If the president fails to win on this issue, two million people will face tough choices. The mortgage or the car payment? Go to the doctor or hope for the best? Cash in the 401(k) or take the kids out of college?

Tick tock. Ten days left. The hostages wait for forces beyond their control to decide their fate.

Yet it is up to all of us. Will we send these two million unfortunates a brochure with their last check? A few words of encouragement and instructions for signing up for the food stamps that Republicans love to hate? Don't forget to say "Happy New Year."

Karen Duckett of Laurel, Md., at a December 18 news conference calling for renewal of unemployment insurance. (Chris Maddaloni)

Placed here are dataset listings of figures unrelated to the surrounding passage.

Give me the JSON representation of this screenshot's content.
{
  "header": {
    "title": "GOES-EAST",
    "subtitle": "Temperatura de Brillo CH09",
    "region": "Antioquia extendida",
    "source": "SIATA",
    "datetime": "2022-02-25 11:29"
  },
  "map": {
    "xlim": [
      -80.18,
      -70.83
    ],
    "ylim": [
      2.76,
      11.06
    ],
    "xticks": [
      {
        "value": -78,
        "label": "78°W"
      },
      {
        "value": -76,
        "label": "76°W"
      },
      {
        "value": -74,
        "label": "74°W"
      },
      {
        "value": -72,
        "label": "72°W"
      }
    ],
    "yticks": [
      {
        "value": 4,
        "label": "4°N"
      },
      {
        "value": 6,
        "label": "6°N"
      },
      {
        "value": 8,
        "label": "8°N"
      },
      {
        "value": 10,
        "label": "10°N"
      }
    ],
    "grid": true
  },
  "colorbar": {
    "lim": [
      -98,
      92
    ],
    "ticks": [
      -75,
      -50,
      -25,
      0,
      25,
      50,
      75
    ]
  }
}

According to the Council of Economic Advisers[1. http://goo.gl/HLBgo], families will spend 22 percent less on food when they lose unemployment insurance. Considering half of the people collecting benefits had zero liquid assets[3. National Bureau of Economic Research http://www.nber.org/papers/w13967.pdf] when they lost their job, they likely will not have enough money left to buy bootstraps to pull themselves up by.

We know this. We've been here before.

But we must save money, and everyone has to make hard choices. Most of us would concede that. Hard choices, yes. Stupid choices, no.

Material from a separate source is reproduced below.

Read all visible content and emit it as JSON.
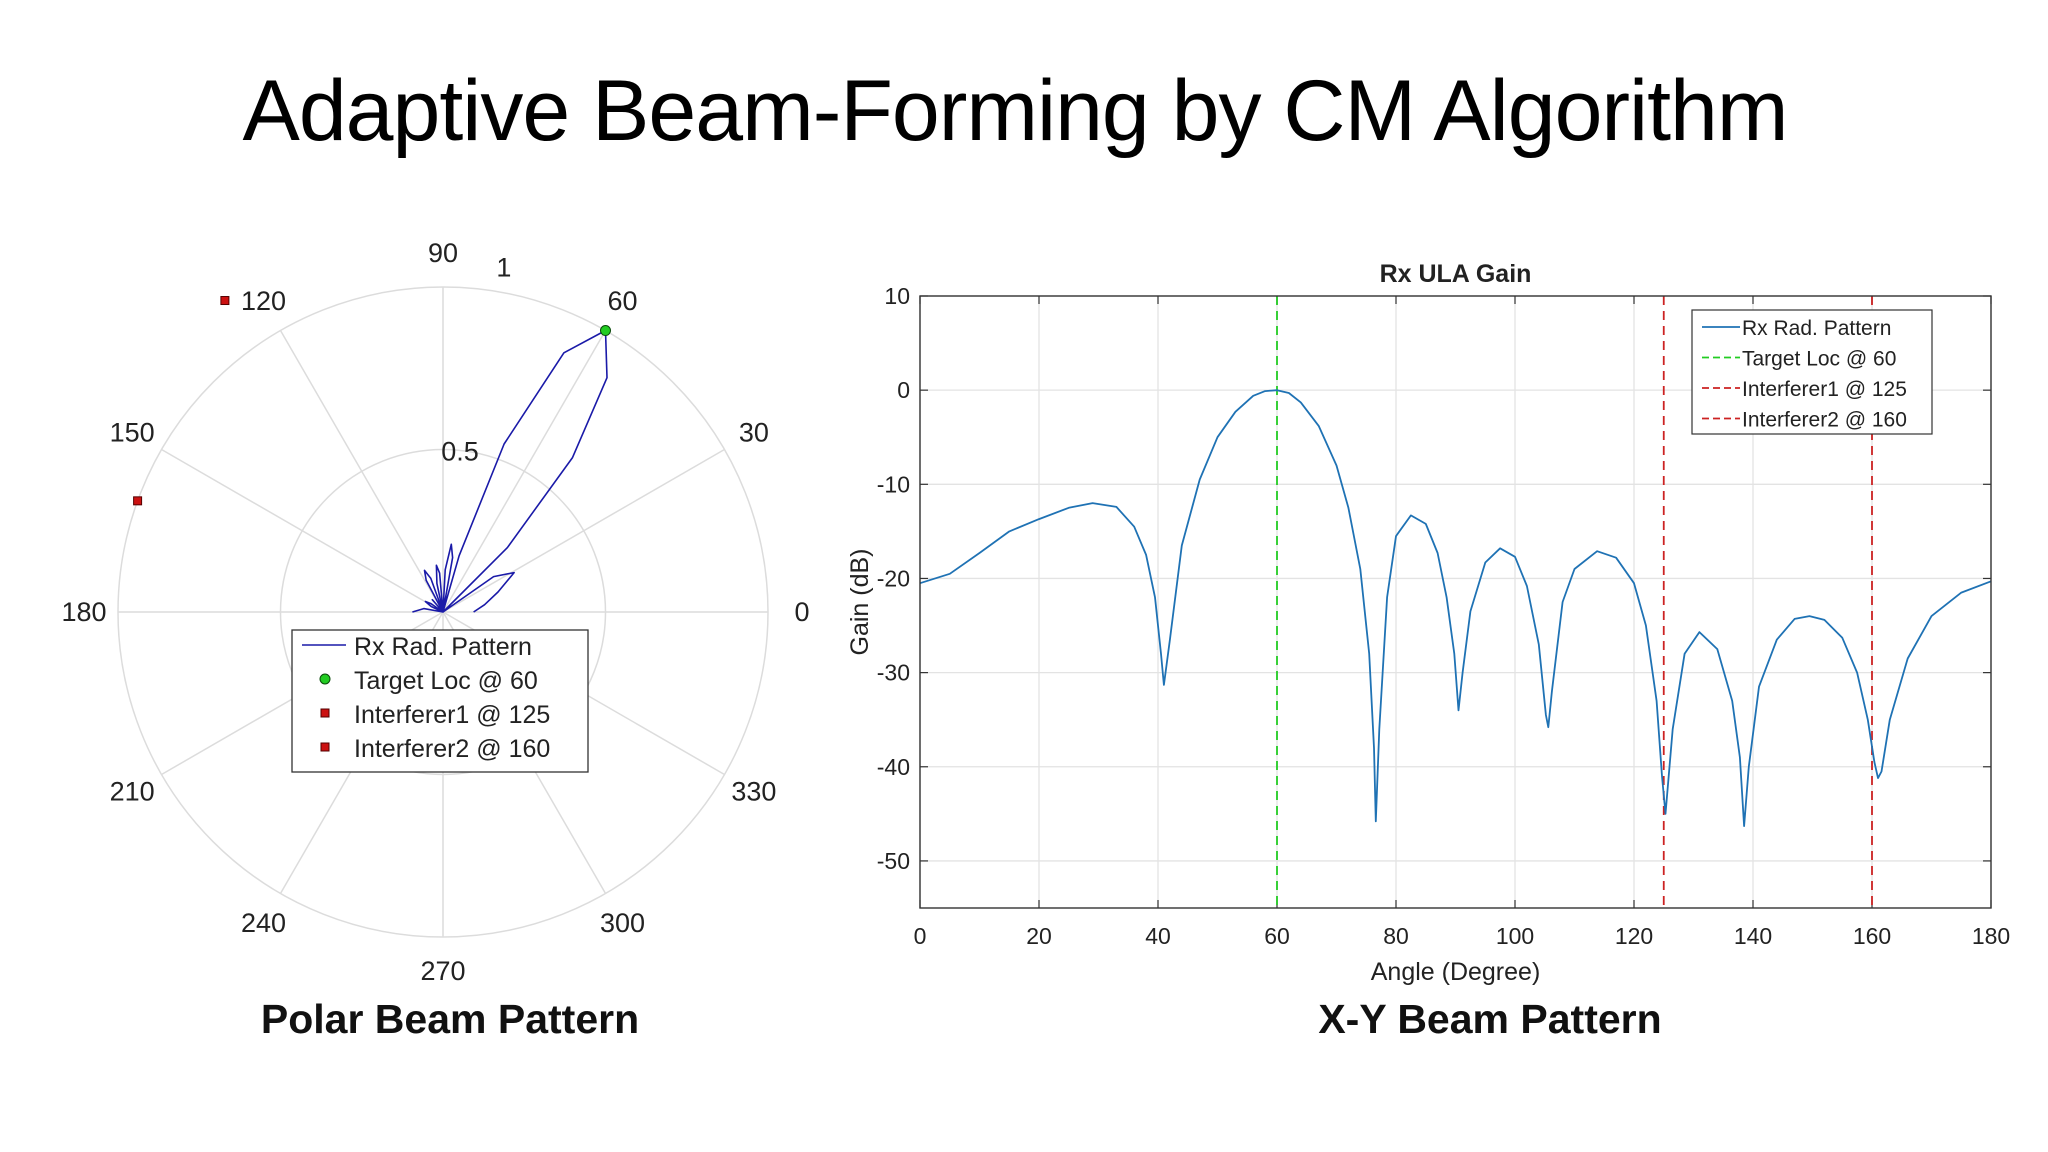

According to the non-partisan Congressional Budget Office, every dollar spent on unemployment insurance raises gross domestic product by $1.90[4. http://www.cbo.gov/sites/default/files/cbofiles/attachments/11-15-Outlook_Stimulus_Testimony.pdf]. It has the highest potential impact on job creation of the policy options they examined.

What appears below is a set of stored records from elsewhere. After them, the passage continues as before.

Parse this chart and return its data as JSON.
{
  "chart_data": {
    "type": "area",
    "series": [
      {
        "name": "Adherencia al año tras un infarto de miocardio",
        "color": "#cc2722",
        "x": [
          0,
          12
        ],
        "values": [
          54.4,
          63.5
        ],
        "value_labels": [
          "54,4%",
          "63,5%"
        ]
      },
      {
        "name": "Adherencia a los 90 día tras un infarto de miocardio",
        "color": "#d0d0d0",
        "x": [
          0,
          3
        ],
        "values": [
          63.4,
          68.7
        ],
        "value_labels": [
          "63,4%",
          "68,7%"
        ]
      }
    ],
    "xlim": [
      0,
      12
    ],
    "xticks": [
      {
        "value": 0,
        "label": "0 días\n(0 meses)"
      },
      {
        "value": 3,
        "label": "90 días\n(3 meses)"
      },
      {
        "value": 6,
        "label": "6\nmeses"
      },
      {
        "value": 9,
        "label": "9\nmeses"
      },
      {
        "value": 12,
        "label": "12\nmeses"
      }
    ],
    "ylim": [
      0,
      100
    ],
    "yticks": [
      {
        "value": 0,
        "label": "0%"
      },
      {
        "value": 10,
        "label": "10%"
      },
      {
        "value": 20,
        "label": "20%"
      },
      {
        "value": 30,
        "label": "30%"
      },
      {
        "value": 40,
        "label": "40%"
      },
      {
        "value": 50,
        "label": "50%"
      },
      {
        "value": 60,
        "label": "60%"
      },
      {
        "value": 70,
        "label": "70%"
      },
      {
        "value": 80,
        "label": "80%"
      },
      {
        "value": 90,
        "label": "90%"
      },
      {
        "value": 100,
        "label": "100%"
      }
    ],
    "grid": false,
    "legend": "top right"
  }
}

We know this. Every time this program is threatened, we trot out these same statistics. We dig up the same research papers. The same economists write the same op-eds. Yet here we are again.

The question is: Why are we allowing this stupid and cruel policy to be used as a bargaining chip?

Most legislation that passes through Congress has a legitimate argument on both sides. Taxes, the war in Afghanistan even (God help us), gun control are all issues where each side has an argument that can be characterized as consistent with the DSM definition of sanity[5. There is no strict definition of "sanity" in the Diagnostic and Statistical Manual of Mental Disorders  IV (Text Revised). For our purposes, lets say the people who disagree with me don't necessarily suffer from a thought disorder.].

This is not such a case. I cannot fathom the motivations of those who will let people who had jobs and want jobs (also well documented[6. http://www.whitehouse.gov/sites/default/files/ui_report_final.pdf]) fall into destitution. I cannot understand why they would do this when there is literally no benefit to anyone. Nor would I try. Life is short.

Obama's team must be tired. They must be frustrated. They must be scared that they will lose this game of chicken. I can see why they might give the baby their bottle for the greater good. If they do, I get it but it won't be good enough.

This is where we come in. As progressives (scratch that, as human beings) we have to draw a line in the sand, put the cards on the table, man up and say "NO." Two million private tragedies are at stake.

This week you've been told to sign petitions, write and phone Congress. You've written angry letters to the editor that get longer with each concession.  You've show up for protests. 'Tis the season.

What I would like to do is get a rock and throw it a window.  Letters, phone calls and petitions deny us the satisfaction of shattering glass.

It's not a productive impulse. I don't know whose window to break nor can I tell you how breaking it would change anything. As far as I know, Campaign for America's Future has no reserve fund for bailing frustrated progressives out of county jails.

Email. Phone calls. Petition.  Letters to the editor. Tell your friends, colleagues, church members and sympathetic looking strangers.

If we don't, there will be two more million people out there we can't look in the eye.